«Les gens sont biens, le moral est bon, mais ils sont conscients que ce n’est pas ce que c’était il y a un mois. Il y a une mélancolie qui s’installe chez certains d’entre eux», raconte le copropriétaire de L’Auberge Plein Soleil.
«Les gens sont biens, le moral est bon, mais ils sont conscients que ce n’est pas ce que c’était il y a un mois. Il y a une mélancolie qui s’installe chez certains d’entre eux», raconte le copropriétaire de L’Auberge Plein Soleil.

COVID-19: Une résidence pour ainés de l’Est ontarien prête au combat

Alors que de plus en plus de cas de la COVID-19 sont répertoriés dans les résidences pour aînés, une résidence d’Alfred dans l’Est ontarien a voulu prendre le taureau par les cornes dès les premiers jours de la propagation du virus.

À l’heure actuelle, L’Auberge Plein Soleil a été épargnée par la COVID-19. On n’y recense aucun cas. «On a réalisé ce qui se passait ailleurs et ce qui semblait s’en venir, on a réagi immédiatement», affirme Luc Lamarre, copropriétaire de la résidence où logent 46 âmes.

Monsieur Lamarre est confiant des mesures mises en place, mais certains aspects sont hors de son contrôle. «Nous sommes prêts. Il y a des fournitures en cas d’isolement. (...) Le personnel est habitué, mais là le virus étant plus virulent que d’autres, il faut doublement être préventif et prendre des précautions.»

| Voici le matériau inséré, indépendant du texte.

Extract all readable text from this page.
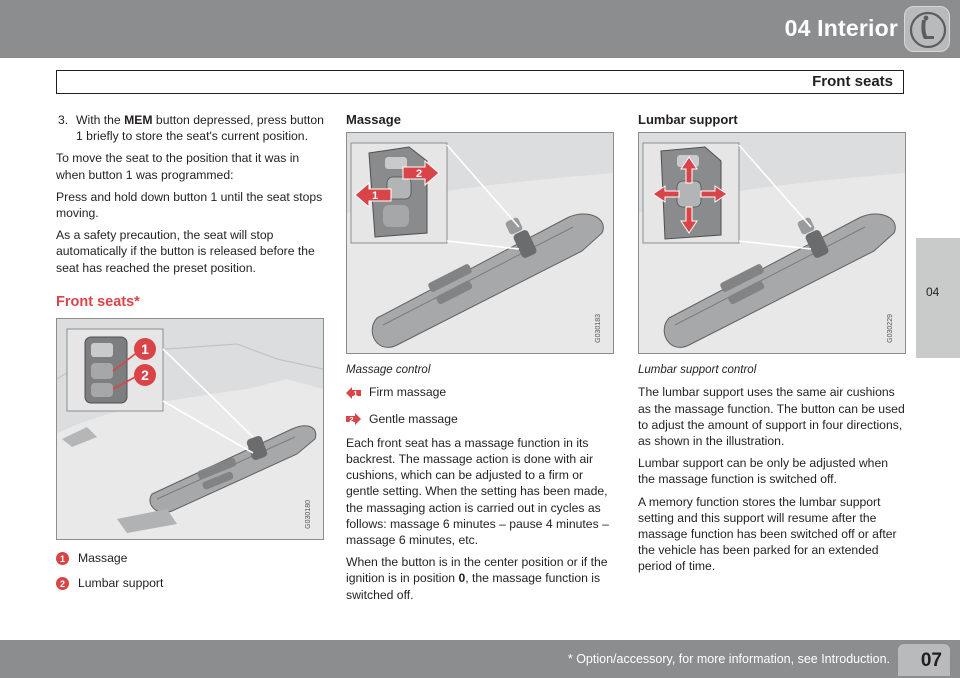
04 Interior
Front seats
04
3. With the MEM button depressed, press button 1 briefly to store the seat's current position.

To move the seat to the position that it was in when button 1 was programmed:

Press and hold down button 1 until the seat stops moving.

As a safety precaution, the seat will stop automatically if the button is released before the seat has reached the preset position.

Front seats*
1
2
G030180
1 Massage
2 Lumbar support
Massage
1
2
G030183
Massage control
1 Firm massage
2 Gentle massage

Each front seat has a massage function in its backrest. The massage action is done with air cushions, which can be adjusted to a firm or gentle setting. When the setting has been made, the massaging action is carried out in cycles as follows: massage 6 minutes – pause 4 minutes – massage 6 minutes, etc.

When the button is in the center position or if the ignition is in position 0, the massage function is switched off.

Lumbar support
G030229
Lumbar support control

The lumbar support uses the same air cushions as the massage function. The button can be used to adjust the amount of support in four directions, as shown in the illustration.

Lumbar support can be only be adjusted when the massage function is switched off.

A memory function stores the lumbar support setting and this support will resume after the massage function has been switched off or after the vehicle has been parked for an extended period of time.

* Option/accessory, for more information, see Introduction. 07
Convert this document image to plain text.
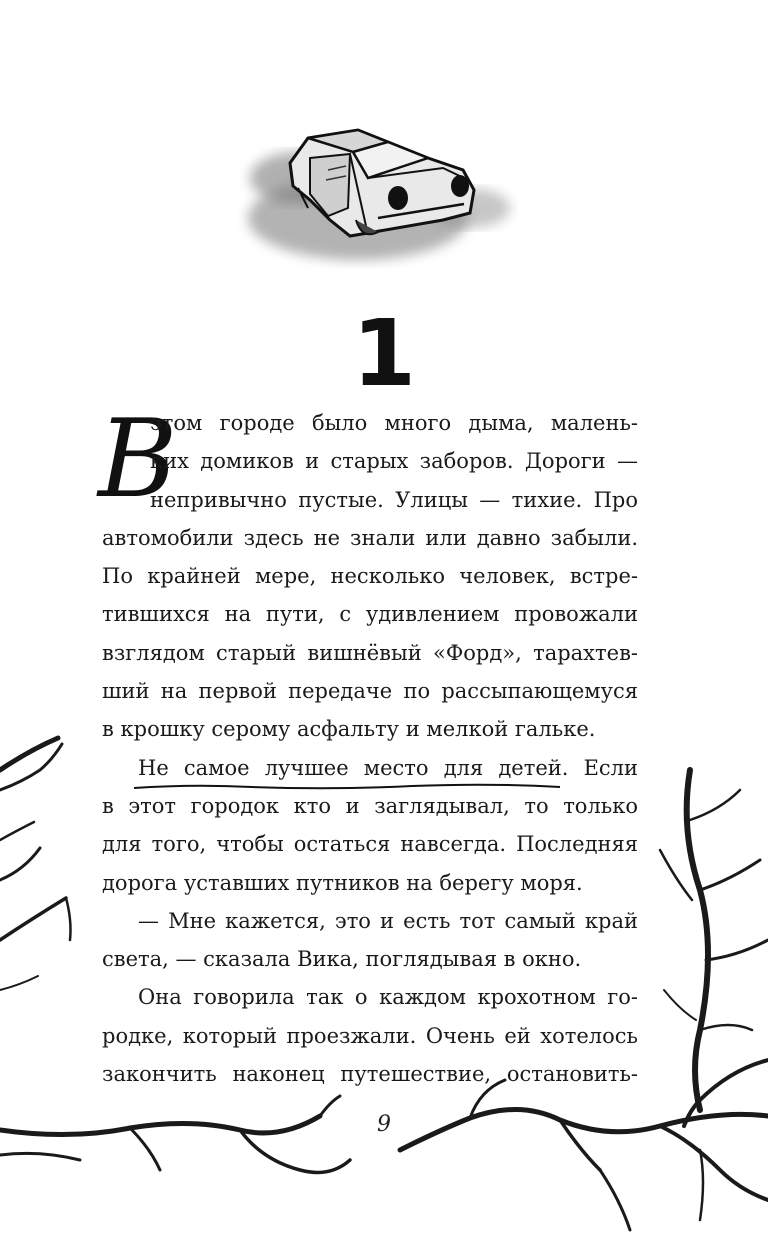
1
В
этом городе было много дыма, малень-
ких домиков и старых заборов. Дороги —
непривычно пустые. Улицы — тихие. Про
автомобили здесь не знали или давно забыли.
По крайней мере, несколько человек, встре-
тившихся на пути, с удивлением провожали
взглядом старый вишнёвый «Форд», тарахтев-
ший на первой передаче по рассыпающемуся
в крошку серому асфальту и мелкой гальке.
Не самое лучшее место для детей
. Если
в этот городок кто и заглядывал, то только
для того, чтобы остаться навсегда. Последняя
дорога уставших путников на берегу моря.
— Мне кажется, это и есть тот самый край
света, — сказала Вика, поглядывая в окно.
Она говорила так о каждом крохотном го-
родке, который проезжали. Очень ей хотелось
закончить наконец путешествие, остановить-
9
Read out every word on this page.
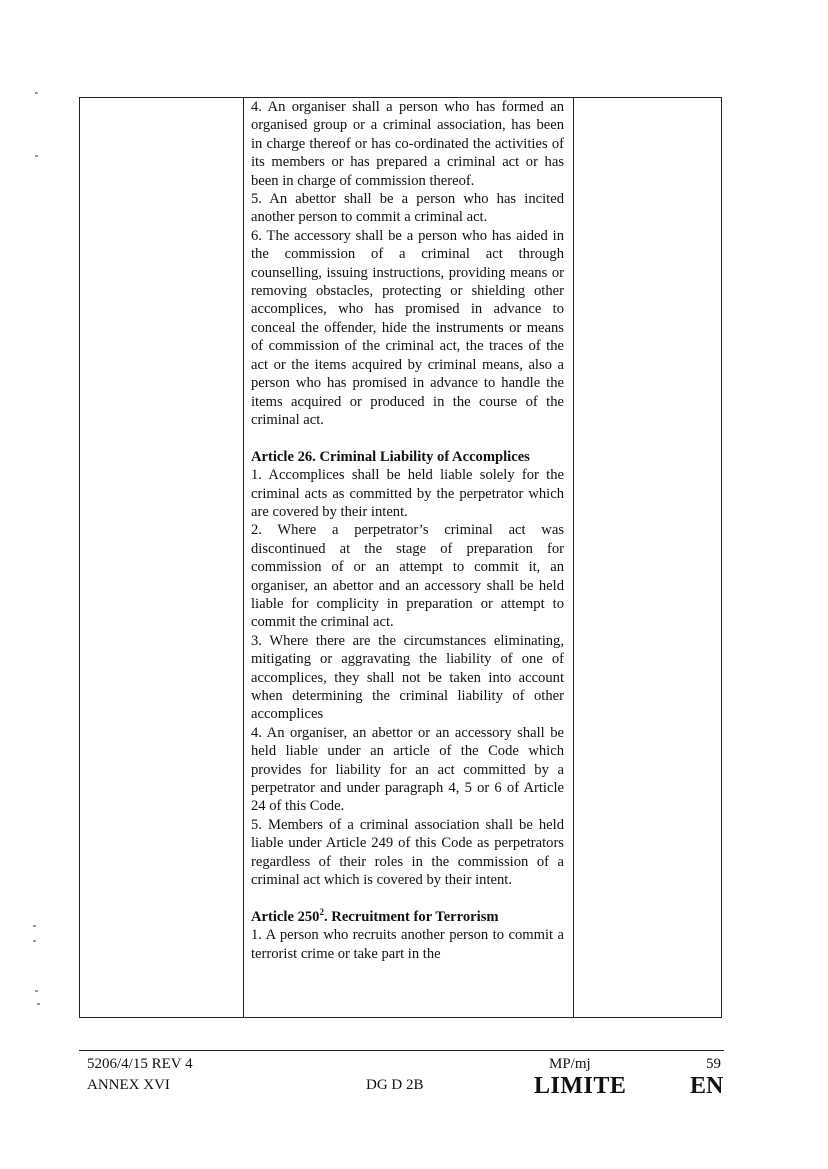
4. An organiser shall a person who has formed an organised group or a criminal association, has been in charge thereof or has co-ordinated the activities of its members or has prepared a criminal act or has been in charge of commission thereof.

5. An abettor shall be a person who has incited another person to commit a criminal act.

6. The accessory shall be a person who has aided in the commission of a criminal act through counselling, issuing instructions, providing means or removing obstacles, protecting or shielding other accomplices, who has promised in advance to conceal the offender, hide the instruments or means of commission of the criminal act, the traces of the act or the items acquired by criminal means, also a person who has promised in advance to handle the items acquired or produced in the course of the criminal act.

Article 26. Criminal Liability of Accomplices

1. Accomplices shall be held liable solely for the criminal acts as committed by the perpetrator which are covered by their intent.

2. Where a perpetrator’s criminal act was discontinued at the stage of preparation for commission of or an attempt to commit it, an organiser, an abettor and an accessory shall be held liable for complicity in preparation or attempt to commit the criminal act.

3. Where there are the circumstances eliminating, mitigating or aggravating the liability of one of accomplices, they shall not be taken into account when determining the criminal liability of other accomplices

4. An organiser, an abettor or an accessory shall be held liable under an article of the Code which provides for liability for an act committed by a perpetrator and under paragraph 4, 5 or 6 of Article 24 of this Code.

5. Members of a criminal association shall be held liable under Article 249 of this Code as perpetrators regardless of their roles in the commission of a criminal act which is covered by their intent.

Article $250^2$. Recruitment for Terrorism

1. A person who recruits another person to commit a terrorist crime or take part in the

5206/4/15 REV 4
ANNEX XVI	DG D 2B
MP/mj	59
LIMITE	EN
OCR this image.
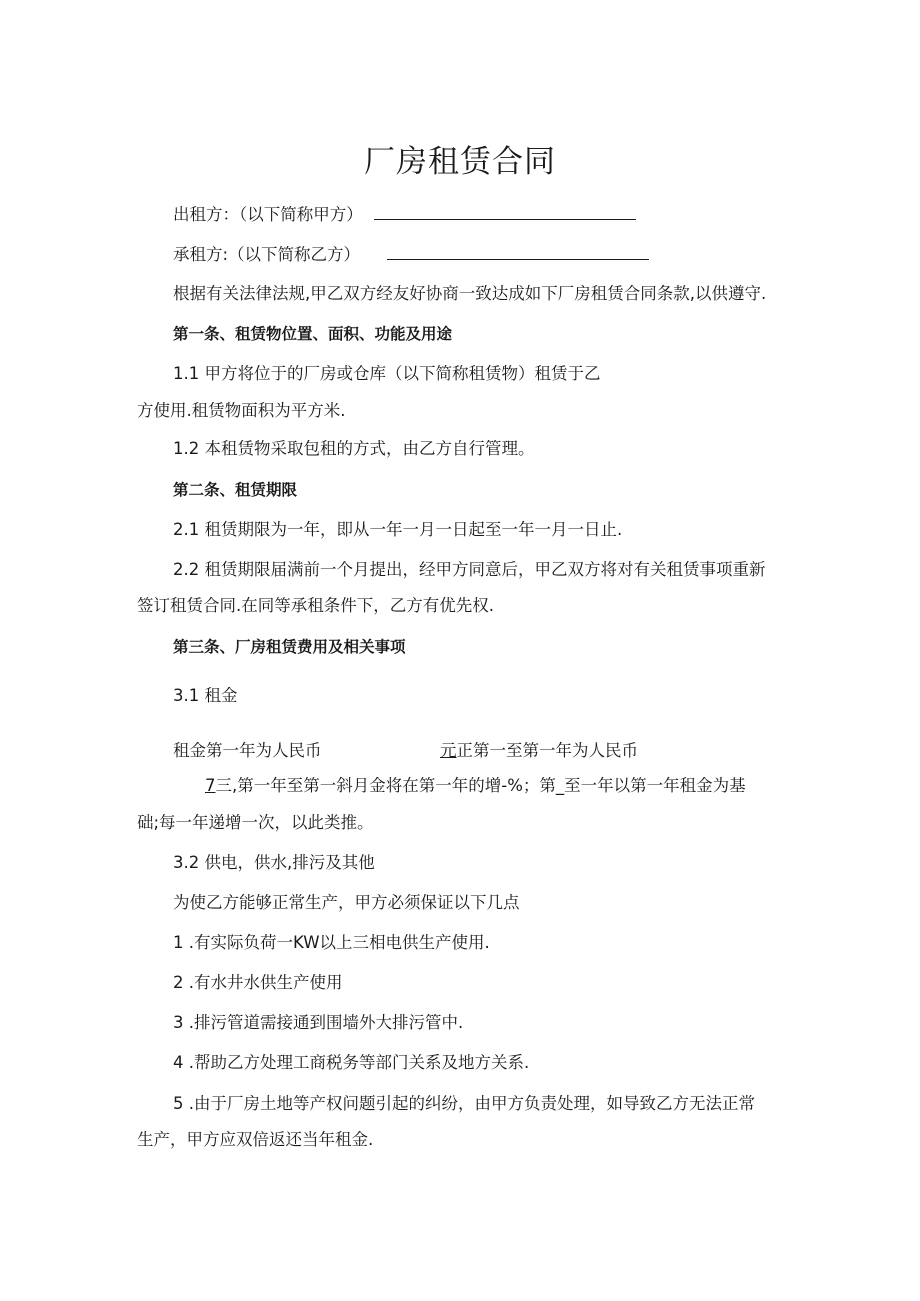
厂房租赁合同

出租方：（以下简称甲方）

承租方:（以下简称乙方）

根据有关法律法规,甲乙双方经友好协商一致达成如下厂房租赁合同条款,以供遵守.

第一条、租赁物位置、面积、功能及用途

1.1 甲方将位于的厂房或仓库（以下简称租赁物）租赁于乙

方使用.租赁物面积为平方米.

1.2 本租赁物采取包租的方式，由乙方自行管理。

第二条、租赁期限

2.1 租赁期限为一年，即从一年一月一日起至一年一月一日止.

2.2 租赁期限届满前一个月提出，经甲方同意后，甲乙双方将对有关租赁事项重新

签订租赁合同.在同等承租条件下，乙方有优先权.

第三条、厂房租赁费用及相关事项

3.1 租金

租金第一年为人民币	元正第一至第一年为人民币

7三,第一年至第一斜月金将在第一年的增-%；第_至一年以第一年租金为基

础;每一年递增一次，以此类推。

3.2 供电，供水,排污及其他

为使乙方能够正常生产，甲方必须保证以下几点

1 .有实际负荷一KW以上三相电供生产使用.

2 .有水井水供生产使用

3 .排污管道需接通到围墙外大排污管中.

4 .帮助乙方处理工商税务等部门关系及地方关系.

5 .由于厂房土地等产权问题引起的纠纷，由甲方负责处理，如导致乙方无法正常

生产，甲方应双倍返还当年租金.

Luc Lamarre assure que son protocole convient aux règles et consignes des différents paliers de gouvernement. Dès la confirmation d’un test positif dans l’enceinte de son établissement, il y aurait évidemment une isolation complète de la résidence. «Personne n’est à l’abri. (...) Malgré qu’on ne peut pas promettre qu’il n’y aura pas l’entrée du virus un jour ou l’autre, on fait tout ce qui est humainement possible avec les ressources qu’on a.»

Un quotidien bouleversé

Suzanne Fontaine, une résidente de l’auberge depuis presque deux ans, l’admet: certains résidents vivent moins bien avec l’isolement et se sentent plus seuls. Mais pour sa part, elle ne se permet pas de perdre le moral. «On chiale un peu, mais quand on se raisonne on se dit que ça a de l’allure! Il y en a pour qui c’est plus pénible, ça dépend de la personnalité de chacun. Mais moi c’est pas mon genre. Je vais attendre encore avant de démoraliser.»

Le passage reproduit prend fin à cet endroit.